Sometimes, like Garrick's face, the pages will appear half in tragedy half in farce. Mark that long list of hospitals, crying out for aid for the maimed and sick-and then beside it the

sprightly row of theatres, smilingly displaying its tinsel attractions. Here an economic undertaker calculates for bereaved relatives what he can "do" a gentleman's funeral for, with "hearse and plumes and two coaches and pairs," or for what he can afford to put a defunct artizan underground, by means of the Shillabeer buss. In the very next advertisement an enterprising stationer boasts the largest assortment of wedding cards, and finds everything (but happiness) for the bride. Then, again, "The original Maison Deuil" draws attention to its "poignant grief mantles and inconsolable trimmings." Every ingredient of life seems mixed in this ever open book: we laugh, we cry, we pardon, pity or condemn, as morning after morning it brings be-fore us the swiftly-shifting scenes of this mortal life.

In the ancient Greek theatres, where the actors had to give their recitations in the open air, they made use of a brazen mask which projected the voice to a sufficient distance to be heard by a vast multitude of people.
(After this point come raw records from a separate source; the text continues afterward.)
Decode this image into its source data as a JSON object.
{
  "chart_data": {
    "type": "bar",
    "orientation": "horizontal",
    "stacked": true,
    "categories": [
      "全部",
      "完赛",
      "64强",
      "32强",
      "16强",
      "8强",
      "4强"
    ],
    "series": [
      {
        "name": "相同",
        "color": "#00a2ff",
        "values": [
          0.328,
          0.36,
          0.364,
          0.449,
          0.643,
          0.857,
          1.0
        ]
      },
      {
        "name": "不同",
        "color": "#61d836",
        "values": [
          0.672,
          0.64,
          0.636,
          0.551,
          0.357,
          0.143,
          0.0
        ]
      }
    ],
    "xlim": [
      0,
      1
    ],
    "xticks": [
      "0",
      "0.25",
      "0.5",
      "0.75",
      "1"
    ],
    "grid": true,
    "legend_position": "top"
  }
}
The brazen mask of the present age is this advertising sheet, behind which all conditions of people, day by day, plead their wants to the entire nation. What a strange crowd in one continual stream passes through the doors of the little room in Printing-house-square, where this mask is erected! The poor shrinking girl, who, for the first time, is obliged to come in contact with the hard world, brings her advertisement, offering herself as a governess for the sake of “ a comfortable home"-the clever schemer, who makes a living of the postage stamps he exacts from those to whom he offers some extraordinary advantages -the enthusiast who brings his five shillings to have the end of the world proclaimed by a certain day-the poor widow who has come to plead "to the benevolent" for her destitute children— and the agent of the millionaire advertising for a loan of millions-all shoulder each other in this room. What passages of life might not the attendant clerk read, to whom this continual throng as it were exposes the secret necessities of the heart!